Major banks lost a bid to quash lawsuits questioning the way overdraft fees were calculated and charged.
The lawsuits from around the country, consolidated to federal court in Miami, claim that banks went out of their way to charge excessive fees when debit-card users made purchases that exceeded their checking account balances.
U.S. District Judge James Lawrence King on Thursday dismissed the banks’ request to throw out the lawsuit. Banks had argued that customers did not have a right to sue them over overdraft fees.
Some of the banks named in the suit are Bank of America, Citibank, JPMorgan Chase, Union Bank, U.S. Bank, Wachovia and Wells Fargo.
“Specifically, plaintiffs claim they are not challenging the bank’s right to charge overdraft fees,” the judge wrote. “Instead, they are challenging the banks’ practice of manipulating the overdraft fees `in order to maximize a benefit to them and to the great detriment of the parties who are their account holders.’ ”
Banks, the suit says, would wait to process charges until days after a purchase was made, when users’ accounts were depleted. Or charges would be manipulated so that a large purchase that would deplete an account would be processed first, triggering overdraft fees on smaller buys made beforehand.
Miami attorneys Bruce Rogow and Robert Gilbert are the lead attorneys on the case. Gilbert explained one of the allegations like this:
If a checking account contained $100, and a debit-card user made purchases of $20, $30, $40 and $90, in that order, they should have only incurred a single fee for overextending their account — on the final $90 purchase. At that point, their account would have only held $10.
Instead, he said, banks reordered cardholder transactions, subtracting $90 first, then the rest of the charges. Then customers would be hit with a $35 overdraft fee three times, instead of once.
“They unfairly manipulated transactions to generate more overdraft fee revenue than they should,” Gilbert said.
Overdraft fees have been a lucrative source of income for banks. The nonprofit Center for Responsible Lending reported that banks and credit unions collected almost $24 billion in overdraft fees in 2008, and income from these fees rose 35 percent from 2006 to 2008.
“We disagree with the plaintiffs’ allegations. We believe the way we process transactions is appropriate, and we will vigorously defend this case,” said Kathy Harrison, corporate communications manager for Wachovia in Florida, which is owned by Wells Fargo.

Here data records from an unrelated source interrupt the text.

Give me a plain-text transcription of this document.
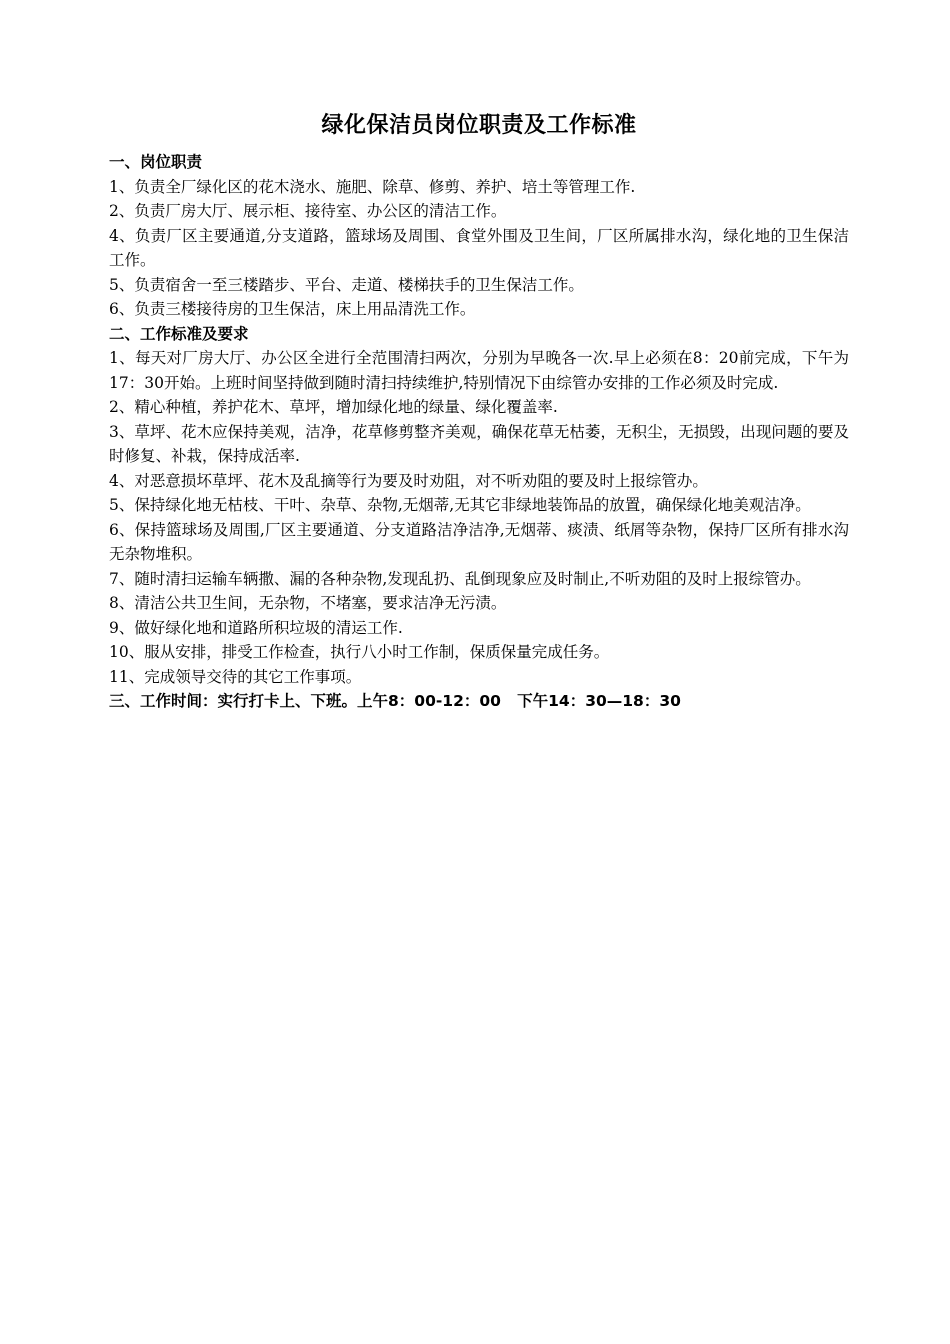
绿化保洁员岗位职责及工作标准
一、岗位职责

1、负责全厂绿化区的花木浇水、施肥、除草、修剪、养护、培土等管理工作.

2、负责厂房大厅、展示柜、接待室、办公区的清洁工作。

4、负责厂区主要通道,分支道路，篮球场及周围、食堂外围及卫生间，厂区所属排水沟，绿化地的卫生保洁工作。

5、负责宿舍一至三楼踏步、平台、走道、楼梯扶手的卫生保洁工作。

6、负责三楼接待房的卫生保洁，床上用品清洗工作。

二、工作标准及要求

1、每天对厂房大厅、办公区全进行全范围清扫两次，分别为早晚各一次.早上必须在8：20前完成，下午为17：30开始。上班时间坚持做到随时清扫持续维护,特别情况下由综管办安排的工作必须及时完成.

2、精心种植，养护花木、草坪，增加绿化地的绿量、绿化覆盖率.

3、草坪、花木应保持美观，洁净，花草修剪整齐美观，确保花草无枯萎，无积尘，无损毁，出现问题的要及时修复、补栽，保持成活率.

4、对恶意损坏草坪、花木及乱摘等行为要及时劝阻，对不听劝阻的要及时上报综管办。

5、保持绿化地无枯枝、干叶、杂草、杂物,无烟蒂,无其它非绿地装饰品的放置，确保绿化地美观洁净。

6、保持篮球场及周围,厂区主要通道、分支道路洁净洁净,无烟蒂、痰渍、纸屑等杂物，保持厂区所有排水沟无杂物堆积。

7、随时清扫运输车辆撒、漏的各种杂物,发现乱扔、乱倒现象应及时制止,不听劝阻的及时上报综管办。

8、清洁公共卫生间，无杂物，不堵塞，要求洁净无污渍。

9、做好绿化地和道路所积垃圾的清运工作.

10、服从安排，排受工作检查，执行八小时工作制，保质保量完成任务。

11、完成领导交待的其它工作事项。

三、工作时间：实行打卡上、下班。上午8：00-12：00   下午14：30—18：30
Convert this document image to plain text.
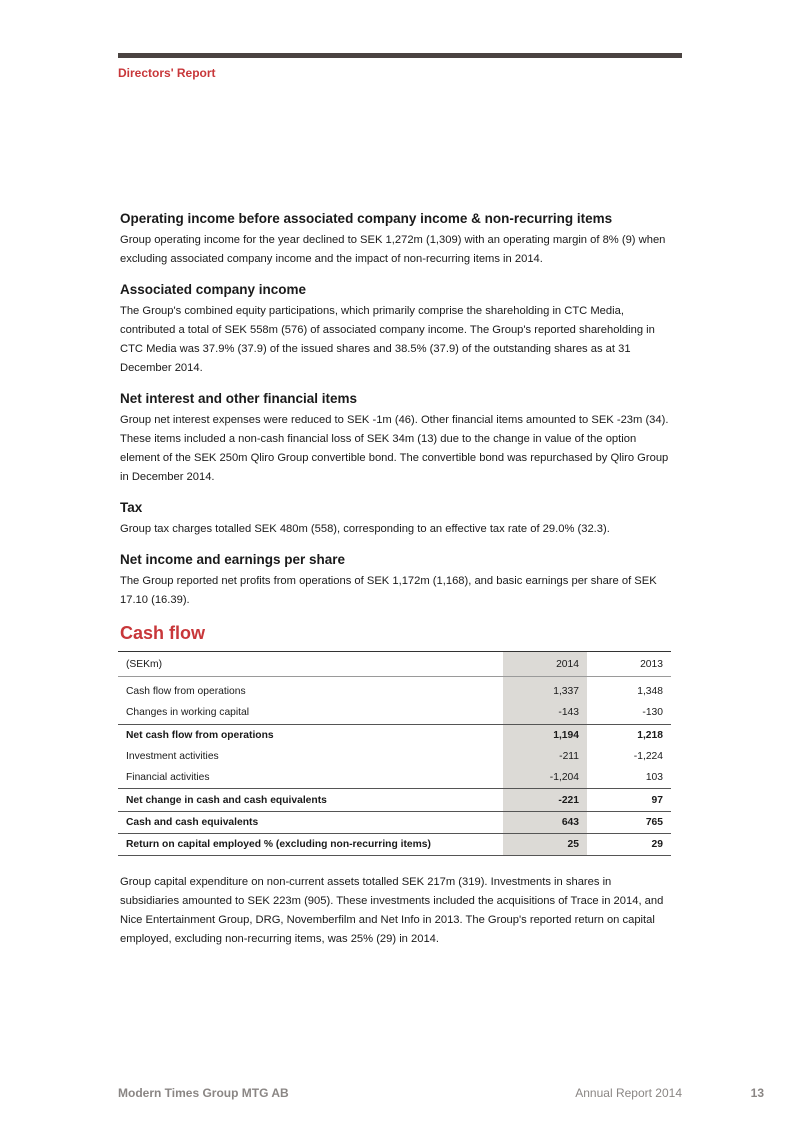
Directors' Report
Operating income before associated company income & non-recurring items

Group operating income for the year declined to SEK 1,272m (1,309) with an operating margin of 8% (9) when excluding associated company income and the impact of non-recurring items in 2014.

Associated company income

The Group's combined equity participations, which primarily comprise the shareholding in CTC Media, contributed a total of SEK 558m (576) of associated company income. The Group's reported shareholding in CTC Media was 37.9% (37.9) of the issued shares and 38.5% (37.9) of the outstanding shares as at 31 December 2014.

Net interest and other financial items

Group net interest expenses were reduced to SEK -1m (46). Other financial items amounted to SEK -23m (34). These items included a non-cash financial loss of SEK 34m (13) due to the change in value of the option element of the SEK 250m Qliro Group convertible bond. The convertible bond was repurchased by Qliro Group in December 2014.

Tax

Group tax charges totalled SEK 480m (558), corresponding to an effective tax rate of 29.0% (32.3).

Net income and earnings per share

The Group reported net profits from operations of SEK 1,172m (1,168), and basic earnings per share of SEK 17.10 (16.39).

Cash flow
(SEKm)	2014	2013
Cash flow from operations	1,337	1,348
Changes in working capital	-143	-130
Net cash flow from operations	1,194	1,218
Investment activities	-211	-1,224
Financial activities	-1,204	103
Net change in cash and cash equivalents	-221	97
Cash and cash equivalents	643	765
Return on capital employed % (excluding non-recurring items)	25	29

Group capital expenditure on non-current assets totalled SEK 217m (319). Investments in shares in subsidiaries amounted to SEK 223m (905). These investments included the acquisitions of Trace in 2014, and Nice Entertainment Group, DRG, Novemberfilm and Net Info in 2013. The Group's reported return on capital employed, excluding non-recurring items, was 25% (29) in 2014.

Modern Times Group MTG AB	Annual Report 2014	13
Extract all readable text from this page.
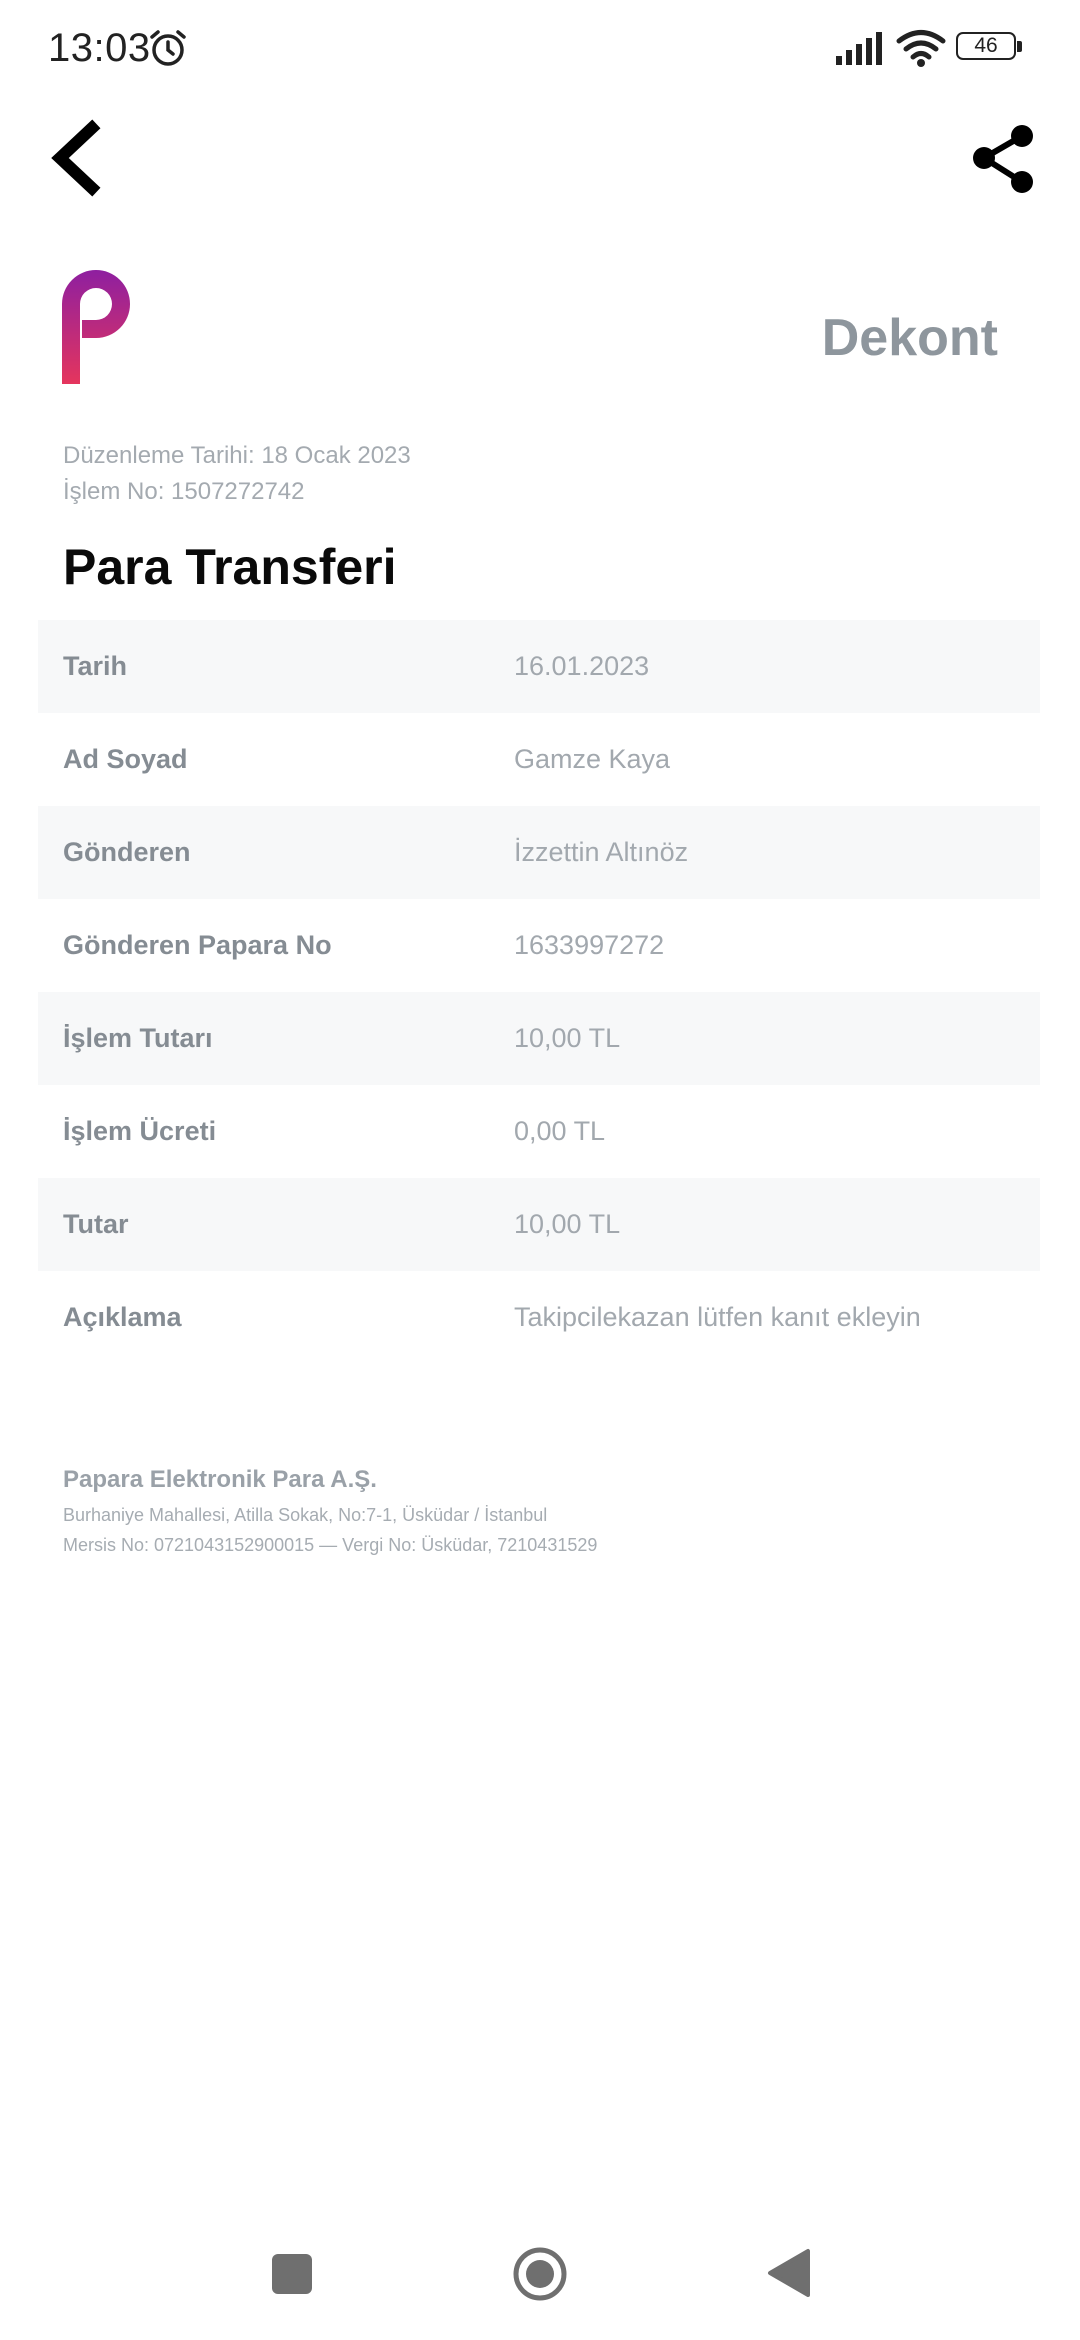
13:03	46
Dekont
Düzenleme Tarihi: 18 Ocak 2023
İşlem No: 1507272742
Para Transferi
Tarih	16.01.2023
Ad Soyad	Gamze Kaya
Gönderen	İzzettin Altınöz
Gönderen Papara No	1633997272
İşlem Tutarı	10,00 TL
İşlem Ücreti	0,00 TL
Tutar	10,00 TL
Açıklama	Takipcilekazan lütfen kanıt ekleyin
Papara Elektronik Para A.Ş.
Burhaniye Mahallesi, Atilla Sokak, No:7-1, Üsküdar / İstanbul
Mersis No: 0721043152900015 — Vergi No: Üsküdar, 7210431529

Gilbert said Thursday’s ruling was major progress for the case.
“It doesn’t say `You win.’ But you get to pass go,” he said.
Now, the attorneys will work to have their cases become a class-action lawsuit and look for evidence to support their claims.
Federal Reserve rules adopted last fall ban banks from charging the fees unless customers request overdraft protection. The rules don’t take effect until July.
Earlier this week, Bank of America said it will go beyond those rules: Debit-card purchases will be declined if an account doesn’t have enough money. If customers try to withdraw more than their bank balance at an ATM, they will have to agree to pay a $35 overdraft fee to get the money.
The lawsuit targets only overdraft fees charged to debit-card users — not for customers charged the fees from writing checks.